Dopo anni di silenzi, segnali in codice e mezze ammissioni, Filippo Graviano il boss protagonista delle stragi e della famigerata ‘trattativa Stato-mafia’ inizia a raccontare ai giudici le sue verità sui rapporti con Silvio Berlusconi. E lo fa perché a suo dire il noto affarista avrebbe ripetutamente tradito le intese.

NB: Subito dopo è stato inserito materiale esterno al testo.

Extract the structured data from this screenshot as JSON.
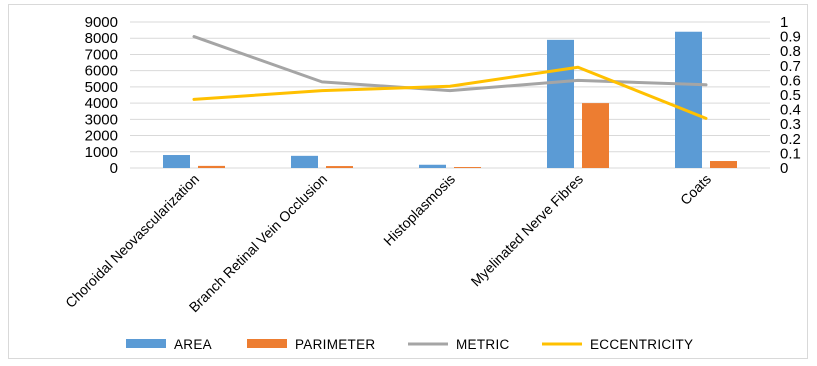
{
  "chart_data": {
    "type": "bar",
    "categories": [
      "Choroidal Neovascularization",
      "Branch Retinal Vein Occlusion",
      "Histoplasmosis",
      "Myelinated Nerve Fibres",
      "Coats"
    ],
    "series": [
      {
        "name": "AREA",
        "type": "bar",
        "axis": "left",
        "color": "#5b9bd5",
        "values": [
          800,
          750,
          200,
          7900,
          8400
        ]
      },
      {
        "name": "PARIMETER",
        "type": "bar",
        "axis": "left",
        "color": "#ed7d31",
        "values": [
          130,
          120,
          60,
          4000,
          430
        ]
      },
      {
        "name": "METRIC",
        "type": "line",
        "axis": "right",
        "color": "#a5a5a5",
        "values": [
          0.9,
          0.59,
          0.53,
          0.6,
          0.57
        ]
      },
      {
        "name": "ECCENTRICITY",
        "type": "line",
        "axis": "right",
        "color": "#ffc000",
        "values": [
          0.47,
          0.53,
          0.56,
          0.69,
          0.34
        ]
      }
    ],
    "y_left": {
      "ylim": [
        0,
        9000
      ],
      "ticks": [
        "9000",
        "8000",
        "7000",
        "6000",
        "5000",
        "4000",
        "3000",
        "2000",
        "1000",
        "0"
      ]
    },
    "y_right": {
      "ylim": [
        0,
        1
      ],
      "ticks": [
        "1",
        "0.9",
        "0.8",
        "0.7",
        "0.6",
        "0.5",
        "0.4",
        "0.3",
        "0.2",
        "0.1",
        "0"
      ]
    },
    "grid": true,
    "legend_position": "bottom",
    "title": "",
    "xlabel": "",
    "ylabel": ""
  }
}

Le recenti rilevelazioni non aggiungono molto a quanto già era stato accertato, se non in termini di autorevolezza, ma non è detto che in futuro non diventino più esplosive. Innumerevoli sono le inchieste giudiziarie e giornalistiche che hanno sinora accertato come alcuni capitali mafiosi riciclati già nella banca Rasini diretta dal padre a Lugano, siano all’origine delle fortune di Berlusconi, poi cresciute anche grazie alle alleanze con i ‘picciotti’. Del resto il suo braccio destro, nonché fondatore di Forza Italia Marcello Dell’Utri, è stato condannato a 9 anni proprio per concorso esterno in associazione mafiosa, mentre Berlsuconi nello stesso processo fu assolto per insufficienza di prove. Famoso poi il caso di Mangano, il boss mafioso che gli curava la villa e i figli, definito ‘santo’ da Berlusconi per il silenzio mantenuto sui loro rapporti sino alla morte in carcere.

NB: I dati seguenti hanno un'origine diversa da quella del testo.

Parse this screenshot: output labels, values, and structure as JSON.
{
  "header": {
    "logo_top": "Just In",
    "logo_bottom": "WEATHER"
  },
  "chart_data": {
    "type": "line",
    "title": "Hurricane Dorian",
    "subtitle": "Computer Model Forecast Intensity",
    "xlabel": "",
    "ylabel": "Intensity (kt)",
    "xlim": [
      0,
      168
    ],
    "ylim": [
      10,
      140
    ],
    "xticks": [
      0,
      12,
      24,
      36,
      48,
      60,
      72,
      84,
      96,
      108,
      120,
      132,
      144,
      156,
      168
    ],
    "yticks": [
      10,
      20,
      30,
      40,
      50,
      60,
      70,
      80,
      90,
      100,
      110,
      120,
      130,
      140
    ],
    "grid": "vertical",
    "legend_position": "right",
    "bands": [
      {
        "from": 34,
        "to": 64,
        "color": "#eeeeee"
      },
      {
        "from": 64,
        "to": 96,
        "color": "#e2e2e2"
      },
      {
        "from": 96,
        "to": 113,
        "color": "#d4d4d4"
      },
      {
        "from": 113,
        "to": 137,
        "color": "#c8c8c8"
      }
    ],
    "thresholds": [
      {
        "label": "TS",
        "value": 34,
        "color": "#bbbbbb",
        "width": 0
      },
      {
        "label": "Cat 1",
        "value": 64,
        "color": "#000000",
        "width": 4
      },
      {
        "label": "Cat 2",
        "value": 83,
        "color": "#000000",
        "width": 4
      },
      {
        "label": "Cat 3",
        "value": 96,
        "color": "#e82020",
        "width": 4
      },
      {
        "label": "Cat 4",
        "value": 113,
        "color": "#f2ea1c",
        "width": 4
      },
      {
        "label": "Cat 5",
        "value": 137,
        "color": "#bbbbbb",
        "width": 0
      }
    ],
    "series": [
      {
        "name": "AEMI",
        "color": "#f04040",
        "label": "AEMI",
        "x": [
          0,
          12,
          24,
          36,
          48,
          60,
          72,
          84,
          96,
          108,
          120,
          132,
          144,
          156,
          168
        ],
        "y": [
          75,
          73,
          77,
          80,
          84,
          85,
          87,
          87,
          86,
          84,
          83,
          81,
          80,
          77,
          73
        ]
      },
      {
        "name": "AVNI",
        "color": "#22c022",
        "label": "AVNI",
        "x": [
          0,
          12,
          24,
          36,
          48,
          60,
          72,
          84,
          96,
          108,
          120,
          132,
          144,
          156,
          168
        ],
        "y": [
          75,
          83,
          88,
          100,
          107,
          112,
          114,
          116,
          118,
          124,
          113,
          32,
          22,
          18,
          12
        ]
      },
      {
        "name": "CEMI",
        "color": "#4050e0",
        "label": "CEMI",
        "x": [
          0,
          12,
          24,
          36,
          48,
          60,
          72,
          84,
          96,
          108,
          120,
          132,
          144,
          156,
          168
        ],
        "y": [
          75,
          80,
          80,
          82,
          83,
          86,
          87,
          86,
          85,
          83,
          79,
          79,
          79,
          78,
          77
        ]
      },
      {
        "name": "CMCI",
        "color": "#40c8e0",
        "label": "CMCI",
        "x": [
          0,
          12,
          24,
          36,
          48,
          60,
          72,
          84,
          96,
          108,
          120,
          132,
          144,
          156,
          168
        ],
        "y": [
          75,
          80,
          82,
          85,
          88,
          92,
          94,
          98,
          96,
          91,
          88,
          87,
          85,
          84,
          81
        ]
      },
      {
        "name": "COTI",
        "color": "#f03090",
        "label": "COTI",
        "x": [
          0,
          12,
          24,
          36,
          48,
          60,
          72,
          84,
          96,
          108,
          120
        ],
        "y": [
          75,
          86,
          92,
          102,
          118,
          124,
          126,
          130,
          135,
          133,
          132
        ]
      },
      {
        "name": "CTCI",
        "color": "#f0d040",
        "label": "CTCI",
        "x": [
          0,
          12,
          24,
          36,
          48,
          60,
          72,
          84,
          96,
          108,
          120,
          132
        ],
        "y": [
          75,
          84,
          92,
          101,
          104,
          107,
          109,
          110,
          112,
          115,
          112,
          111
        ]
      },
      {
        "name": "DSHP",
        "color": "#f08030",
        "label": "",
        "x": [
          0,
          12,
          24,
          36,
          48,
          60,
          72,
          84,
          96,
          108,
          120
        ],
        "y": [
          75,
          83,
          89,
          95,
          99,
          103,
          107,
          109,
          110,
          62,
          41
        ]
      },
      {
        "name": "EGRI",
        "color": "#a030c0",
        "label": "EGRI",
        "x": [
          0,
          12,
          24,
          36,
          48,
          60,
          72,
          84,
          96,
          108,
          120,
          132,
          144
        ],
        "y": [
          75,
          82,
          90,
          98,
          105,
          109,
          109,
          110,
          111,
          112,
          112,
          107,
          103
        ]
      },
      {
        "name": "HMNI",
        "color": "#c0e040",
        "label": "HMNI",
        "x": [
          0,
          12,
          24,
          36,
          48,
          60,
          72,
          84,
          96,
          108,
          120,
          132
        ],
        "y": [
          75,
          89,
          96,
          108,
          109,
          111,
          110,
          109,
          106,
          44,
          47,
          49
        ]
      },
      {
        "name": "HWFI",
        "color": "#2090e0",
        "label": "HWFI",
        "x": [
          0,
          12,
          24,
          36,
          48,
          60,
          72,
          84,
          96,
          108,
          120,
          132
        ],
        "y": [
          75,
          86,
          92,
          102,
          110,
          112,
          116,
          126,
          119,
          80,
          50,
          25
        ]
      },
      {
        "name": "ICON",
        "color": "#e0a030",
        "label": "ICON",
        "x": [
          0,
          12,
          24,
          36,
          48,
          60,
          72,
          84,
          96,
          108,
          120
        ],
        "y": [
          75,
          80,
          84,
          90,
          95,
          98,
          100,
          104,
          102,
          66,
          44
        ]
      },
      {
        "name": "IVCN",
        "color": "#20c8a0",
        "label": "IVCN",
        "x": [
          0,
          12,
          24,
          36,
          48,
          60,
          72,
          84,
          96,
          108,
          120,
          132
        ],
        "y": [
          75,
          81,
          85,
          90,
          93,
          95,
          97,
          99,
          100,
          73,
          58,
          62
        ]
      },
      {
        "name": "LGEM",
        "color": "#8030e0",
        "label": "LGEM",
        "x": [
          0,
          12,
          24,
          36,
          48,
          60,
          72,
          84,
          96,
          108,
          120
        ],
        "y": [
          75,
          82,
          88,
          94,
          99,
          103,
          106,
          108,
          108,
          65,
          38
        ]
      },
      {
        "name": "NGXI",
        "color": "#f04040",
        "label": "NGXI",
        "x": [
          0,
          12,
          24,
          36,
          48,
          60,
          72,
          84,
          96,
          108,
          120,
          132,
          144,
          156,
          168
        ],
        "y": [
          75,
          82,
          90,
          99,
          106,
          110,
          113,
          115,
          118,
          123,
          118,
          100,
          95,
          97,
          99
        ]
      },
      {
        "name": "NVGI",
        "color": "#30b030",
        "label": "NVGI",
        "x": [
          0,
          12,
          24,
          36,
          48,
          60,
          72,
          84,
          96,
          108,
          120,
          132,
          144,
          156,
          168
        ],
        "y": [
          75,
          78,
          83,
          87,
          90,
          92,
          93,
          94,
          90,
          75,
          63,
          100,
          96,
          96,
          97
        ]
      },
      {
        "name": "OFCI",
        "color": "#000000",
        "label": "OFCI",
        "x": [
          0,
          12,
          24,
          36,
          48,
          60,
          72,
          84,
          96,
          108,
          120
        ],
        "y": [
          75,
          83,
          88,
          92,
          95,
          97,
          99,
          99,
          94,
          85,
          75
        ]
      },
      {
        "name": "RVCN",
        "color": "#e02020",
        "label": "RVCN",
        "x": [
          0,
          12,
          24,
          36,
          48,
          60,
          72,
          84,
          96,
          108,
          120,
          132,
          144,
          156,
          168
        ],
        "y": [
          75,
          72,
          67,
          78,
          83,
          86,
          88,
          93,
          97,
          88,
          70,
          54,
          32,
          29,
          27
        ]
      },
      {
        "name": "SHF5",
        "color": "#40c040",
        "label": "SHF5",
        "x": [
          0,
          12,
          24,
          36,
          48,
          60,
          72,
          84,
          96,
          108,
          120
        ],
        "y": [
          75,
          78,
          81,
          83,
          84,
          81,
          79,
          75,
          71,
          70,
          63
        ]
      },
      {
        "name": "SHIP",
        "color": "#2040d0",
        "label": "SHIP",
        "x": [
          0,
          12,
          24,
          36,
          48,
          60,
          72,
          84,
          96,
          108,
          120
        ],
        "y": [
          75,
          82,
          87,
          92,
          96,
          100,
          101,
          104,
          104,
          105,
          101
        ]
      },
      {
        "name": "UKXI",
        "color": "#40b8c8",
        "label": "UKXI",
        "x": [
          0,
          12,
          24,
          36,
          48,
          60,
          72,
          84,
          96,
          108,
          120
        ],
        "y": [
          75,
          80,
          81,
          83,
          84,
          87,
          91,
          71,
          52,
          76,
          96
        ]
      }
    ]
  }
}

Ora il cerchio si stringe grazie al ‘peso’ di un boss come Graviano che da oltre ventanni si rifiutava di collaborare con la giustizia, e alle informazioni che potrà rivelare. Altri boss avevano iniziato a parlare di Silvio Berlusconi e la mafia, come lo stesso ‘capo dei capi’ Toto Riina, morto però in carcere dopo strani incidenti con annessi danni neurologici, prima di poter completare quanto aveva iniziato a dichiarare.